We call this general idea an index; in healthcare, we call it an “MPI,” or master patient index. This index is the key technique for identifying different data records that unlock new information and methods of interpreting that information across the full spectrum of the patient’s care. As our clinical data infrastructure develops as an industry, this index and its advancements will shape everything from care delivery to operations, clinical research, and more. 

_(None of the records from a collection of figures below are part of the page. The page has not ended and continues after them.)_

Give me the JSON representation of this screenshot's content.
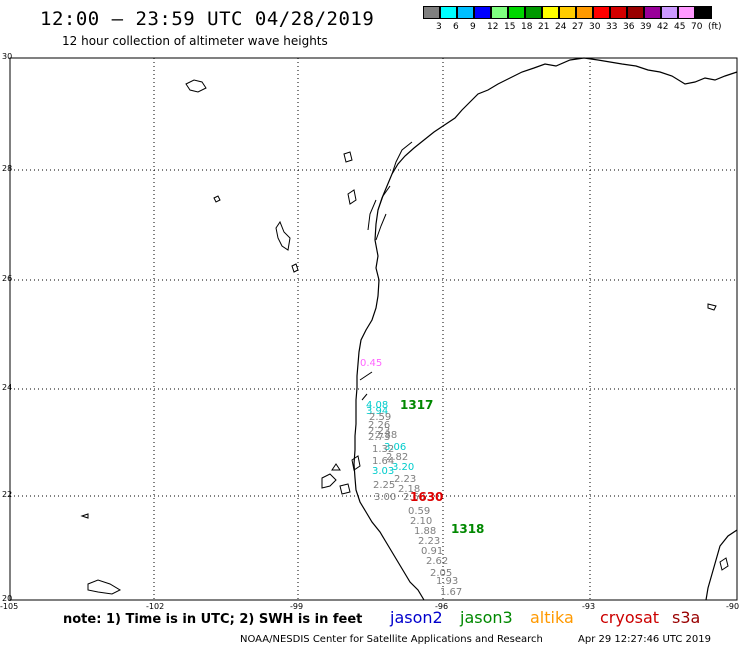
{
  "header": {
    "title": "12:00 – 23:59 UTC 04/28/2019",
    "subtitle": "12 hour collection of altimeter wave heights"
  },
  "legend": {
    "colors": [
      "#7f7f7f",
      "#00ffff",
      "#00bfff",
      "#0000ff",
      "#7fff7f",
      "#00d700",
      "#009900",
      "#ffff00",
      "#ffcc00",
      "#ff9900",
      "#ff0000",
      "#d40000",
      "#990000",
      "#990099",
      "#cc99ff",
      "#ff99ff",
      "#000000"
    ],
    "labels": [
      "3",
      "6",
      "9",
      "12",
      "15",
      "18",
      "21",
      "24",
      "27",
      "30",
      "33",
      "36",
      "39",
      "42",
      "45",
      "70",
      "(ft)"
    ]
  },
  "axes": {
    "y_ticks": [
      "30",
      "28",
      "26",
      "24",
      "22",
      "20"
    ],
    "x_ticks": [
      "-105",
      "-102",
      "-99",
      "-96",
      "-93",
      "-90"
    ]
  },
  "annotations": {
    "pass_times": [
      {
        "text": "1317",
        "color": "#008800"
      },
      {
        "text": "1318",
        "color": "#008800"
      },
      {
        "text": "1630",
        "color": "#dd0000"
      }
    ],
    "wave_labels": [
      {
        "text": "0.45",
        "color": "#ff66ff"
      },
      {
        "text": "4.08",
        "color": "#00cccc"
      },
      {
        "text": "3.94",
        "color": "#00cccc"
      },
      {
        "text": "2.59",
        "color": "#7f7f7f"
      },
      {
        "text": "2.26",
        "color": "#7f7f7f"
      },
      {
        "text": "2.23",
        "color": "#7f7f7f"
      },
      {
        "text": "2.88",
        "color": "#7f7f7f"
      },
      {
        "text": "2.73",
        "color": "#7f7f7f"
      },
      {
        "text": "3.06",
        "color": "#00cccc"
      },
      {
        "text": "1.32",
        "color": "#7f7f7f"
      },
      {
        "text": "2.82",
        "color": "#7f7f7f"
      },
      {
        "text": "1.64",
        "color": "#7f7f7f"
      },
      {
        "text": "3.20",
        "color": "#00cccc"
      },
      {
        "text": "3.03",
        "color": "#00cccc"
      },
      {
        "text": "2.23",
        "color": "#7f7f7f"
      },
      {
        "text": "2.25",
        "color": "#7f7f7f"
      },
      {
        "text": "2.18",
        "color": "#7f7f7f"
      },
      {
        "text": "3.00",
        "color": "#7f7f7f"
      },
      {
        "text": "2.60",
        "color": "#7f7f7f"
      },
      {
        "text": "0.59",
        "color": "#7f7f7f"
      },
      {
        "text": "2.10",
        "color": "#7f7f7f"
      },
      {
        "text": "1.88",
        "color": "#7f7f7f"
      },
      {
        "text": "2.23",
        "color": "#7f7f7f"
      },
      {
        "text": "0.91",
        "color": "#7f7f7f"
      },
      {
        "text": "2.62",
        "color": "#7f7f7f"
      },
      {
        "text": "2.05",
        "color": "#7f7f7f"
      },
      {
        "text": "1.93",
        "color": "#7f7f7f"
      },
      {
        "text": "1.67",
        "color": "#7f7f7f"
      }
    ]
  },
  "footer": {
    "note": "note: 1) Time is in UTC; 2) SWH is in feet",
    "satellites": [
      {
        "name": "jason2",
        "color": "#0000cc"
      },
      {
        "name": "jason3",
        "color": "#008800"
      },
      {
        "name": "altika",
        "color": "#ff9900"
      },
      {
        "name": "cryosat",
        "color": "#cc0000"
      },
      {
        "name": "s3a",
        "color": "#990000"
      }
    ],
    "credit": "NOAA/NESDIS Center for Satellite Applications and Research",
    "timestamp": "Apr 29 12:27:46 UTC 2019"
  }
}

What will it take to organize an entire industry’s data this way? 

Costco’s organizational model helps us illustrate the importance of data infrastructure – a tool that allows us to operationalize data and use it to improve the quality of care. While building a similar model for clinical data is a perpetual process, the benefits to healthcare operations, research, and patient care make it all but mandatory.  

The functional master patient index is the goal, but it’s not the only benefit health care will reap from this process. As the industry continues to grow and evolve, the importance of data infrastructure, and the number of uses for it, will only continue to increase.  

 

 

PS: The PLU (similar to the UPC) for Hass Avocado, medium, is 4046.